Leaving aside her dodgy accent and questionable make up in a few close ups, the fact that PC's given the part her all and simply rocks in a career best performance will make you overlook some very glaring cinematic liberties that debutant director Omung Kumar and producer Sanjay Leela Bhansali have taken here. It's an act that deserves all the accolades that may come her way and stays with you long after the show's over, and is in fact the prime reason for watching this biopic.
Loosely based on the life of five-time World Amateur Boxing champion, Mangte Chungneijang Mary Kom (played with dexterity by Priyanka), also known as 'Magnificent Mary, the film gives you a glimpse into the various aspects of the boxer's life – right from her initial poverty and determination to succeed in the ring, to standing up against a corrupt Indian boxing federation, peppered with elements of her subsequent marriage to Onler Kom (played with impeccable precision by newcomer Darshan Kumar). The film also explores Kom's strained relationship with her father and her meteoric rise in the ring with the help of 'coach sir' (Nepalese actor Sunil Thapa) and her comeback into the sport after a two year break.
At a taut two hours, Mary Kom never bores and remains consistently engrossing throughout and isn't a bad attempt by Omung Kumar, but I found parts of it incredibly gimmicky and sensationalised and that's where it stumbles somewhat.
Issues like Manipur's political ostracisation, or Mary Kom's poverty and subsequent angst and rise in the field are merely skimmed upon and its these parts that perhaps needed to be fleshed out a tad.
Blemishes aside, what saves the film from being a substandard bore is its cast. Everything you've heard about Priyanka's awe inspiring, astounding performance as the no nonsense boxer is true.
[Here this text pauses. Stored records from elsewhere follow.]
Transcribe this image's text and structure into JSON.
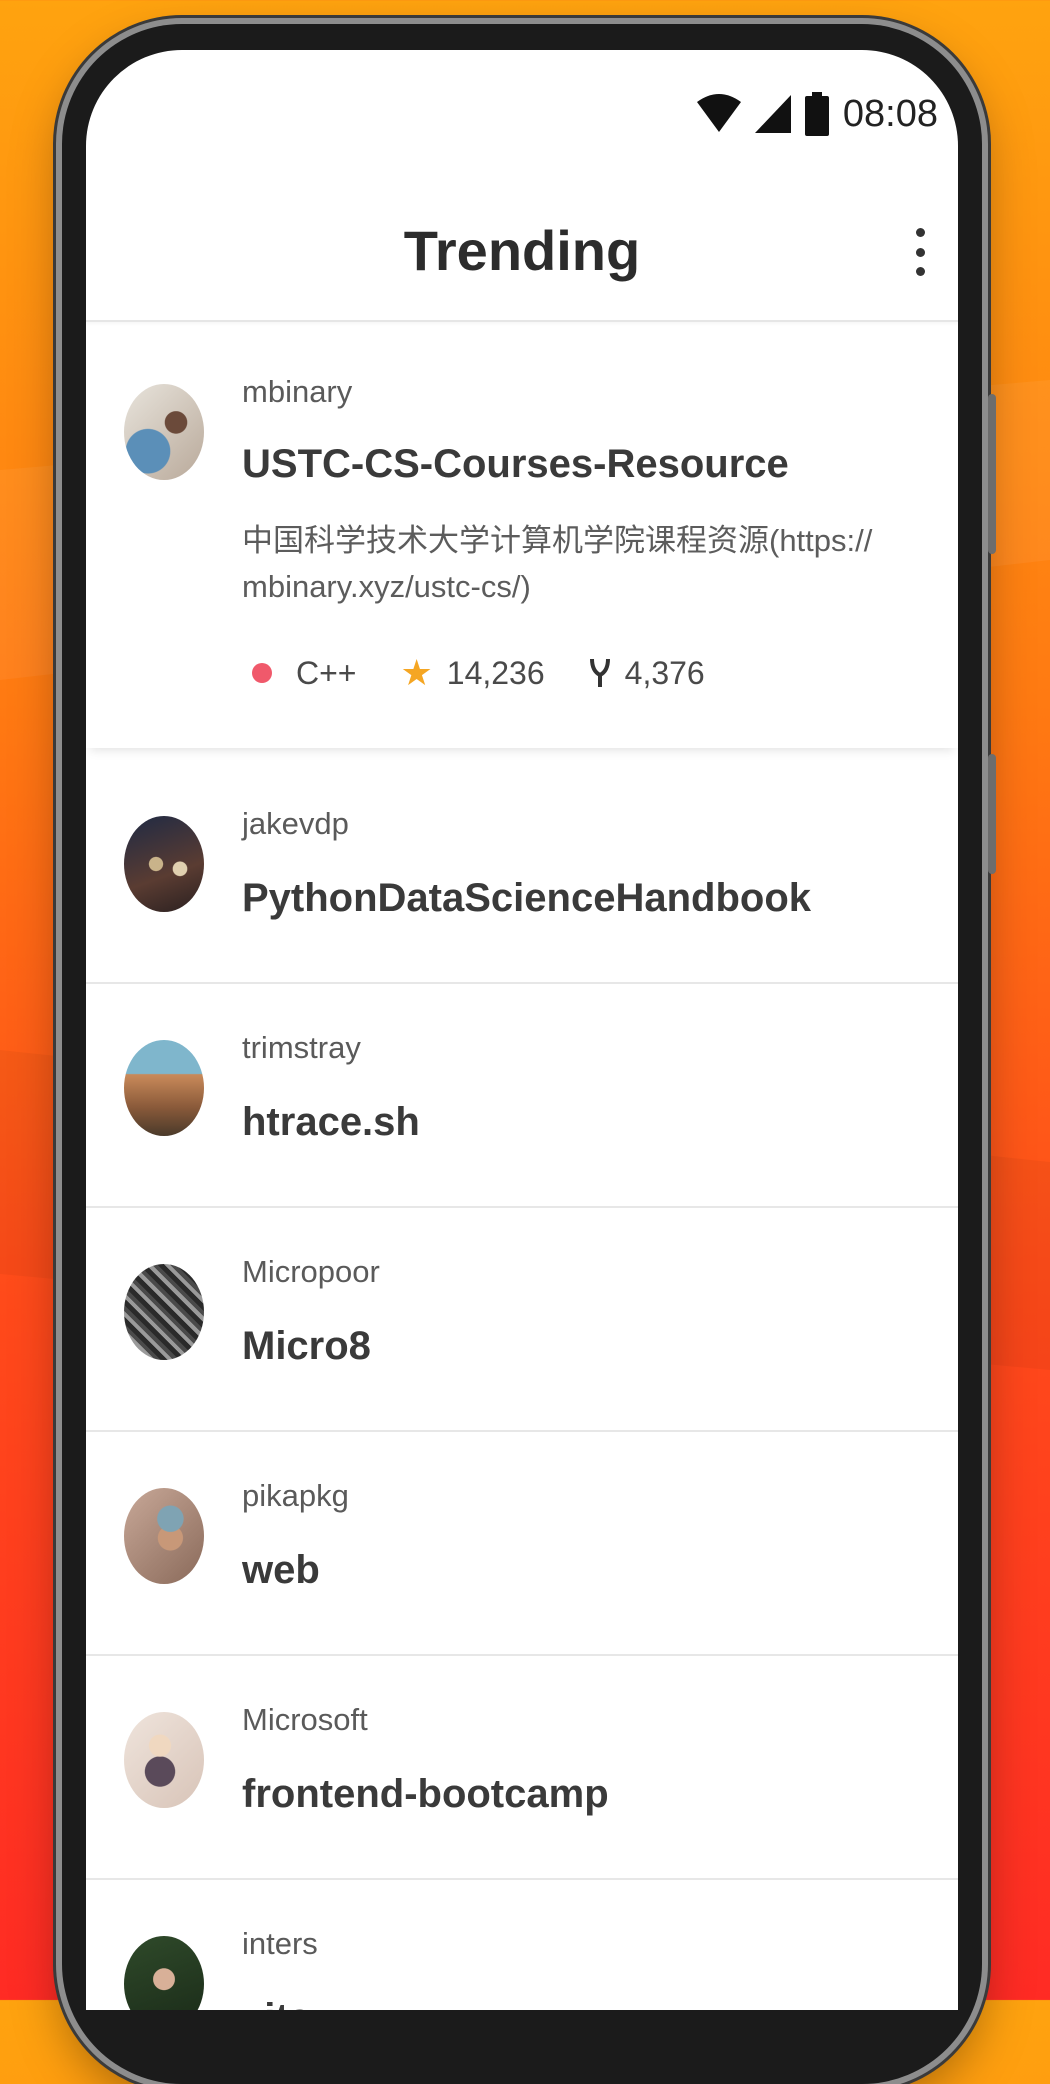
{
  "status_bar": {
    "time": "08:08"
  },
  "app_bar": {
    "title": "Trending"
  },
  "colors": {
    "accent": "#f5a623",
    "lang_cpp": "#f34b7d"
  },
  "repos": [
    {
      "owner": "mbinary",
      "name": "USTC-CS-Courses-Resource",
      "description": "中国科学技术大学计算机学院课程资源(https:// mbinary.xyz/ustc-cs/)",
      "language": "C++",
      "stars": "14,236",
      "forks": "4,376"
    },
    {
      "owner": "jakevdp",
      "name": "PythonDataScienceHandbook"
    },
    {
      "owner": "trimstray",
      "name": "htrace.sh"
    },
    {
      "owner": "Micropoor",
      "name": "Micro8"
    },
    {
      "owner": "pikapkg",
      "name": "web"
    },
    {
      "owner": "Microsoft",
      "name": "frontend-bootcamp"
    },
    {
      "owner": "inters",
      "name": "vita"
    }
  ]
}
She manages to be ferocious, resilient, passionate and vulnerable and dares to perhaps go where no actress before her has dared to venture, largely salvaging Mary Kom from the depths of mediocrity. In fact, she's so good in the film I overheard someone in the audience saying how they wanted to hand her an award right there. Hear hear.
To be fair, it's not just Priyanka that wins us over though. Darshan Kumar is quite the find and chips in an earnest, heart felt act as Mary's pillar of strength, while Sunil Thapa as her no nonsense, endearing coach hits all the right notes in his limited part.
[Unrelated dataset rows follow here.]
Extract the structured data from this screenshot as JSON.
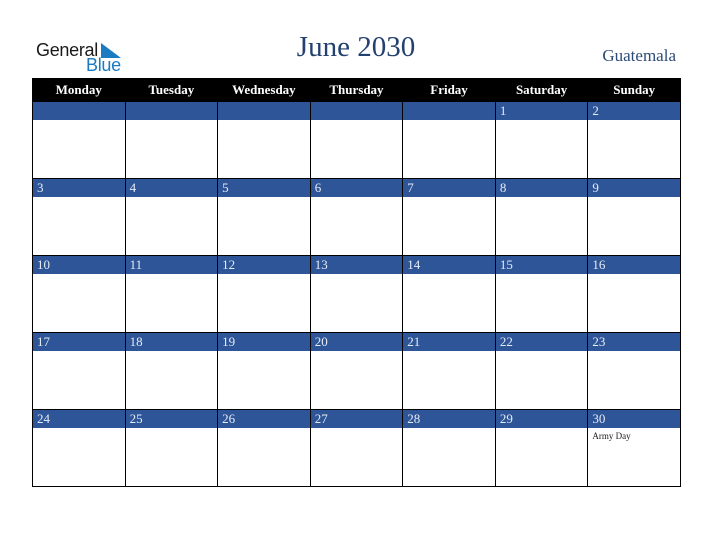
{
  "brand": {
    "general": "General",
    "blue": "Blue",
    "accent": "#1a7bc1"
  },
  "title": "June 2030",
  "country": "Guatemala",
  "colors": {
    "header_bg": "#000000",
    "day_bar": "#2e5597",
    "title": "#23406e"
  },
  "weekdays": [
    "Monday",
    "Tuesday",
    "Wednesday",
    "Thursday",
    "Friday",
    "Saturday",
    "Sunday"
  ],
  "weeks": [
    [
      {
        "day": ""
      },
      {
        "day": ""
      },
      {
        "day": ""
      },
      {
        "day": ""
      },
      {
        "day": ""
      },
      {
        "day": "1"
      },
      {
        "day": "2"
      }
    ],
    [
      {
        "day": "3"
      },
      {
        "day": "4"
      },
      {
        "day": "5"
      },
      {
        "day": "6"
      },
      {
        "day": "7"
      },
      {
        "day": "8"
      },
      {
        "day": "9"
      }
    ],
    [
      {
        "day": "10"
      },
      {
        "day": "11"
      },
      {
        "day": "12"
      },
      {
        "day": "13"
      },
      {
        "day": "14"
      },
      {
        "day": "15"
      },
      {
        "day": "16"
      }
    ],
    [
      {
        "day": "17"
      },
      {
        "day": "18"
      },
      {
        "day": "19"
      },
      {
        "day": "20"
      },
      {
        "day": "21"
      },
      {
        "day": "22"
      },
      {
        "day": "23"
      }
    ],
    [
      {
        "day": "24"
      },
      {
        "day": "25"
      },
      {
        "day": "26"
      },
      {
        "day": "27"
      },
      {
        "day": "28"
      },
      {
        "day": "29"
      },
      {
        "day": "30",
        "holiday": "Army Day"
      }
    ]
  ]
}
The music of the film never hinders or interferes with its plot and is soothing albeit forgettable, while its action sequences deftly choreographed by Rob Miller, leave an impact and appear authentic, except perhaps the one in the climax which I felt was unnecessarily interspersed with drama which should have been done away with entirely.
I'm going with three stars for Mary Kom. It's enjoyable and gains incredible momentum in its second half, but had the potential to be a great film not just a decent one, and is largely let down by excessive melodrama in parts (trademark Bhansali of course), unnecessary product placements and an insipid screenplay especially in the first half. That said, its almost cinematic gold compared to the crap we're subject to week in week out, and undoubtedly worth a viewing not just for Priyanka's stellar, goose bump inducing performance, but for a glimpse into the inspiring life of a champion who's accomplishments have until now, remained largely uncelebrated outside the Indian subcontinent.